Academic Mentoring - A Shift from Teaching to Facilitating
What is Academic Mentoring?
Mentoring is a supportive learning relationships between the teacher and the learner, where the teacher shares knowledge and skills to the learner. This system establishes a better and effective student-teacher relationship in the students’ academic pursuits.
A ‘Mentor’ is someone who is knowledgeable, experienced and highly proficient in his/her field of study. A good mentor is someone who offers just the right kind of support well-suited to the needs of the students.
Why is Academic Mentoring required?
Students gain practical advice, encouragement and support.
They get to learn from the experiences of others.
Increases their social and academic confidence.
They become more empowered to make decisions.
Helps in developing their communication, study and personal skills.
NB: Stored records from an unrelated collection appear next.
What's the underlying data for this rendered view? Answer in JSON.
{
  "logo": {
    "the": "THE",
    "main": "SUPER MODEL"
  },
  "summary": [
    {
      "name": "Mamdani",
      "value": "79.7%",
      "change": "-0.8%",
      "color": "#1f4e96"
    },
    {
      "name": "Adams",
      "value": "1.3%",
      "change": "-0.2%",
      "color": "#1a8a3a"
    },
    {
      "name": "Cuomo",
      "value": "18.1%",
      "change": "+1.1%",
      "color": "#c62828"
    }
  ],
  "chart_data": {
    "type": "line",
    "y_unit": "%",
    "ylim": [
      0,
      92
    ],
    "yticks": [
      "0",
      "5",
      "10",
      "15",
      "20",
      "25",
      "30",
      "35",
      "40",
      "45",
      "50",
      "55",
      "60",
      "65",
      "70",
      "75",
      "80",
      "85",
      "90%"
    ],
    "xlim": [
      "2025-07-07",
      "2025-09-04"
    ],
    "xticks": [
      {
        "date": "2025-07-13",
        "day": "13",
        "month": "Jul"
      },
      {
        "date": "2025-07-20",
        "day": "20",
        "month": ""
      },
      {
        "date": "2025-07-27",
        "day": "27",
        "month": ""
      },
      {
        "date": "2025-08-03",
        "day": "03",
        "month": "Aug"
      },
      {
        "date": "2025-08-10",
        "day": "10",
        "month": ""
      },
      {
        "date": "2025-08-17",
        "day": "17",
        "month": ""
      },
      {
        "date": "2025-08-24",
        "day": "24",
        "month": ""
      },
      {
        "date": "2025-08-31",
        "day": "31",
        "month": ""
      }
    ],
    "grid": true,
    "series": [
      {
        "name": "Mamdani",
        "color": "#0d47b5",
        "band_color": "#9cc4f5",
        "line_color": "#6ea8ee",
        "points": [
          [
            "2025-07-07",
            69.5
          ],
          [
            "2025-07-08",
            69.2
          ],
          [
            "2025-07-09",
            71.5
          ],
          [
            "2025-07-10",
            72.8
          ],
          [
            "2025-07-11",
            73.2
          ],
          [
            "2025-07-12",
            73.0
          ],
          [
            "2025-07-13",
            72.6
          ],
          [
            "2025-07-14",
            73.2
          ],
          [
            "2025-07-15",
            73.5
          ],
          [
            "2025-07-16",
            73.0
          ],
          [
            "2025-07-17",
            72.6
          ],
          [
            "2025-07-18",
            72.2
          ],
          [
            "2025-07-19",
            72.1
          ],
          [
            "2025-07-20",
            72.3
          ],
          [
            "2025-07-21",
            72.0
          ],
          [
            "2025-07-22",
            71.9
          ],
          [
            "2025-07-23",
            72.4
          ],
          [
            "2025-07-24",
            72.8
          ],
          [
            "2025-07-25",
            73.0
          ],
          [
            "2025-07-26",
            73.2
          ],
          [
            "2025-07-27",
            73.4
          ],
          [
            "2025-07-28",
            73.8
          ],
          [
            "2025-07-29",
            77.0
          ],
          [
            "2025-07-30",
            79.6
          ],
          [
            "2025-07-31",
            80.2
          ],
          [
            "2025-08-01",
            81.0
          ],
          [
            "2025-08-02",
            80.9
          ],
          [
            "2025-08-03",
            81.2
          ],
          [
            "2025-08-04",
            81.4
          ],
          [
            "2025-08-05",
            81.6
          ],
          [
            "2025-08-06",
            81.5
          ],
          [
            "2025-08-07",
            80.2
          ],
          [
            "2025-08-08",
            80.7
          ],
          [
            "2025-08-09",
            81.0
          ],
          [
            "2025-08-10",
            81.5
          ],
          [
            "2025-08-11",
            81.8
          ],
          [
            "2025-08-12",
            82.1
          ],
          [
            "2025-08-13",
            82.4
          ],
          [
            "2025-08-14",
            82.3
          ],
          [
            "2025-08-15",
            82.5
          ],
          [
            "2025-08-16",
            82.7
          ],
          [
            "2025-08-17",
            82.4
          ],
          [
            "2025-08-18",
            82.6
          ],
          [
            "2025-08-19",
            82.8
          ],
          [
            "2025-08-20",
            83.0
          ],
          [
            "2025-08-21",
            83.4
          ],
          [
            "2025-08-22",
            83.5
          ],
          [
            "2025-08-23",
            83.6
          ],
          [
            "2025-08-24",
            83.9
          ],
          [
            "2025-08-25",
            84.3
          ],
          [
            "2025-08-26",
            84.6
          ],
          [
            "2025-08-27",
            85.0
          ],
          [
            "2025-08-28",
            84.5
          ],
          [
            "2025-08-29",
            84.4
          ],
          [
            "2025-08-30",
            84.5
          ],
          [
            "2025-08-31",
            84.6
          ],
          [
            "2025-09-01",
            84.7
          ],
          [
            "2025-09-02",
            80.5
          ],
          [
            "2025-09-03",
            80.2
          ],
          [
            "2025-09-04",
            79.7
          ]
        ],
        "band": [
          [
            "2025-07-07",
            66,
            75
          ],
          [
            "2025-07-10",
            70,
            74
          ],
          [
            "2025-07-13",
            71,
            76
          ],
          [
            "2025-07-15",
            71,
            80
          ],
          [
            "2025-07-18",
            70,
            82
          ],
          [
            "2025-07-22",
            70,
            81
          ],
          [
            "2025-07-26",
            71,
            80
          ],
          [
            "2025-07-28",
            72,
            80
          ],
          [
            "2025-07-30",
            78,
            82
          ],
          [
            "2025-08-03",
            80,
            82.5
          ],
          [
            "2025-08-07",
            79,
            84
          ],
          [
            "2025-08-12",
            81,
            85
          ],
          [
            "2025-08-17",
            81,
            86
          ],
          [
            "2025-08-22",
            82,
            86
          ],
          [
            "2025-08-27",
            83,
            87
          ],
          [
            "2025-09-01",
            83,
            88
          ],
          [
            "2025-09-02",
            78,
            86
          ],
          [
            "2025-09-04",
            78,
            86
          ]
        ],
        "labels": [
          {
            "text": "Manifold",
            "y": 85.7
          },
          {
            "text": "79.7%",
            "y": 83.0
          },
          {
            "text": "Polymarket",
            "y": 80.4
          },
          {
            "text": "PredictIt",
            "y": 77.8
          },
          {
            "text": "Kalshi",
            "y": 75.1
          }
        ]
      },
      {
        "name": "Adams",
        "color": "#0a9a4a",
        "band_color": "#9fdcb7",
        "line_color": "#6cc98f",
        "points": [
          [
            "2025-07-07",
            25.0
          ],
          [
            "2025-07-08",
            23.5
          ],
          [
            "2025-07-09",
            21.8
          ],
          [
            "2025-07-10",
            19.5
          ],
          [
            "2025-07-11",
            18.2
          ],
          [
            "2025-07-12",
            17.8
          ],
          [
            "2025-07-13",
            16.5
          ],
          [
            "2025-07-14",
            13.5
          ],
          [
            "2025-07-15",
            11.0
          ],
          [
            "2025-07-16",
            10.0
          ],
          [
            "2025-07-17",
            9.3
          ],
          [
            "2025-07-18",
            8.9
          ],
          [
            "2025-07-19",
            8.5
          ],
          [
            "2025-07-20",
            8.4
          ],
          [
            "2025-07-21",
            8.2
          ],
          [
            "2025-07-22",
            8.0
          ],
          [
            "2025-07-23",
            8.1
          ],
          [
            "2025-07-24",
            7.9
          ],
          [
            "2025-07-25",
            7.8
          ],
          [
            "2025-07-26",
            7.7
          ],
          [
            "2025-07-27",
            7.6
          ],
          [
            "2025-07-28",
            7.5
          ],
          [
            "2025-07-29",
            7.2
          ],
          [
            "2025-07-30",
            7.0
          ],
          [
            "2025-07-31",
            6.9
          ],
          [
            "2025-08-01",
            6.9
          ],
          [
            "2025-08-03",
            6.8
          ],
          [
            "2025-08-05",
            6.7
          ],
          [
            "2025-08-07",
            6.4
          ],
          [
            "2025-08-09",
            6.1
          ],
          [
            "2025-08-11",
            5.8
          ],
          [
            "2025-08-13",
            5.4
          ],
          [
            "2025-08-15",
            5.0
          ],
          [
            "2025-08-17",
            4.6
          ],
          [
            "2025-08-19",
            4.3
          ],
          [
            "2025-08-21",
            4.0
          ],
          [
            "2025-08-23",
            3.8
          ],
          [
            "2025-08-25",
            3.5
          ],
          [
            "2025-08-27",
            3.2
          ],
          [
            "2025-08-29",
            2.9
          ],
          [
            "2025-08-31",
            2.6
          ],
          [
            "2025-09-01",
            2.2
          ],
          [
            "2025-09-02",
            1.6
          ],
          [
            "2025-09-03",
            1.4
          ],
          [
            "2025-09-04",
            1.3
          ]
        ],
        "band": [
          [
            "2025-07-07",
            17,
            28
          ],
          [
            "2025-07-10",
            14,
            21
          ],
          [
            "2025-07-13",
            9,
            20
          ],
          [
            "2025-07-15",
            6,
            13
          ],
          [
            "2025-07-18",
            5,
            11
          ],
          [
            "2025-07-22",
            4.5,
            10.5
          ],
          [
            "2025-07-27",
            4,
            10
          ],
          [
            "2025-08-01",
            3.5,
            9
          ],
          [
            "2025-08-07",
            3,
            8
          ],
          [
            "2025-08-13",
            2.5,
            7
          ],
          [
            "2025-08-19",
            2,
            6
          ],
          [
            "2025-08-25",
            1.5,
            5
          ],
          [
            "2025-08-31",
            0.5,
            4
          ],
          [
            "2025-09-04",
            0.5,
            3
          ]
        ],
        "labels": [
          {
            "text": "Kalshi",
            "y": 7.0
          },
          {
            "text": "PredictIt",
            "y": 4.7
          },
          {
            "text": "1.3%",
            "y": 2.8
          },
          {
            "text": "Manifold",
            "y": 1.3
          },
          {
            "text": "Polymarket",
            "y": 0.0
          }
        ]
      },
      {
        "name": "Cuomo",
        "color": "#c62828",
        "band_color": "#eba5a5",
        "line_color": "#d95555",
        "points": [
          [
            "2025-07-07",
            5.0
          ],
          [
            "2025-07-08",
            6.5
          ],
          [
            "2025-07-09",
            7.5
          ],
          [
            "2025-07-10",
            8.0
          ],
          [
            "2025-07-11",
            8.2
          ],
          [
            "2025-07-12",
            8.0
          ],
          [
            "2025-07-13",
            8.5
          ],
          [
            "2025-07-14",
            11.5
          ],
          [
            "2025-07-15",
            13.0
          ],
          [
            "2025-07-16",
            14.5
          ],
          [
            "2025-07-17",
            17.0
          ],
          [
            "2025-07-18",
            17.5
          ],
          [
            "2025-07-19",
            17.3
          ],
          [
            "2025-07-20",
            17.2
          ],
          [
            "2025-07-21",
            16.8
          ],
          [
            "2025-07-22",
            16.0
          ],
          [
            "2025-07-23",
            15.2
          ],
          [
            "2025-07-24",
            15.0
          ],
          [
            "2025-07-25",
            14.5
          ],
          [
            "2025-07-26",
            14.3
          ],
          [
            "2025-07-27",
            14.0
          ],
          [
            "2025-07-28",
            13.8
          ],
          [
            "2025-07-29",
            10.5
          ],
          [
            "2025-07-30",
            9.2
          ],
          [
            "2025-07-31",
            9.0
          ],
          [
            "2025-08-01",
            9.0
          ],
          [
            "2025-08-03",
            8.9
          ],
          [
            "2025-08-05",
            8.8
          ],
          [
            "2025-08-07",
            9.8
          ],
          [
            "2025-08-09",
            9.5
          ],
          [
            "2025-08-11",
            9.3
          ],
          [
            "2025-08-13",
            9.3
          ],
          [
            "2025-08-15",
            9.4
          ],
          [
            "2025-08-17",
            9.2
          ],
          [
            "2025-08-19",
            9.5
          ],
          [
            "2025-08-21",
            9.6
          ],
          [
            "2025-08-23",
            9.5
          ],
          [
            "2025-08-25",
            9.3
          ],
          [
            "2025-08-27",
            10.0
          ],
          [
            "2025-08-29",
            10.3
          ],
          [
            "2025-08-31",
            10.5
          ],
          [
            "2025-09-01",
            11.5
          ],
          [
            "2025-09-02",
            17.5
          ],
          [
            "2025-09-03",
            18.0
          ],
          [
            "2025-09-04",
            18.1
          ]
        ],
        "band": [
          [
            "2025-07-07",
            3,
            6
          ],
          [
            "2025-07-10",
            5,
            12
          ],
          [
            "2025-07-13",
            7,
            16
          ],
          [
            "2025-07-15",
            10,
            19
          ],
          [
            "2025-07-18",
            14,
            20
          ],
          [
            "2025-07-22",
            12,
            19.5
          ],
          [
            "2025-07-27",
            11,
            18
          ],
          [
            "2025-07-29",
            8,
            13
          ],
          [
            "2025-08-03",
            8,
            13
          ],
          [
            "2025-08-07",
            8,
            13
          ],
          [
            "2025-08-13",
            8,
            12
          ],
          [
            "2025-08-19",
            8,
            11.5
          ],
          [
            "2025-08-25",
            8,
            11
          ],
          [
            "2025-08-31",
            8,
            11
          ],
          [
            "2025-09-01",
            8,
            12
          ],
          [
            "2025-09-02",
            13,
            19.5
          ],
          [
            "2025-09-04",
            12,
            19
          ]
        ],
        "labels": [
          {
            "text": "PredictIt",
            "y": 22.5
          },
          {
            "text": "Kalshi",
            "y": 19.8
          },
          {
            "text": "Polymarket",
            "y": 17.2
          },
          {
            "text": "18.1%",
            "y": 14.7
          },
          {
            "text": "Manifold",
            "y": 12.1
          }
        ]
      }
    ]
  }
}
They learn to develop strategies for dealing with both personal and academic issues.
Supports them in establishing their goals and establish a sense of direction.
What is the Difference between Teaching and Facilitating?
Teaching is a process whereby a teacher provides information to the students in acquiring knowledge and skills. This usually happens in a class-room setting where the teacher lectures and the students listen. The teacher provides the information and the answers. The teacher is responsible for measuring how much information the student learns and evaluation is often in the form of tests.
Facilitating is helping and making it easy for students to learn together in a group, to achieve something in a group. It helps students to discover and learn by themselves. The facilitator guides the learning process and provides the right questions for the learners to find the answers for.
A Comparison of Teaching and Facilitating:
Teacher focuses on the lesson content. Facilitator focuses on the learning process.
Teacher takes the major responsibility of learning that happens in the class-room. The learner takes the major responsibility of learning.
Teacher determines what students need to know. Learners work with their facilitators to determine what information and skills they need to obtain
Teacher has the responsibility for obtaining information and delivering it to students. Facilitator gives guidance to learners in seeking information on their own.
Teacher stands at front of the room. Facilitator sits with thelearners.
Expertise of teacher is critical in instruction. Facilitator identifies and draws on expertise of participants
Shifting from Teaching to Facilitating:
How does a teacher shift from the teaching process to the facilitating process?
· First and foremost understand the fact that facilitating is learning too.
· Catching up with your students’ knowledge.
· Find interesting materials.
· Be a good listener.
· Ask the right question and help the students come up with the right answers.
· Offer skills that lead to learning.
· Respect each one of the students.
Both teaching and facilitation are effective instructional techniques, but instructors who are able to apply both methods strategically and effectively can attain greater success in delivering information and empowering the learners.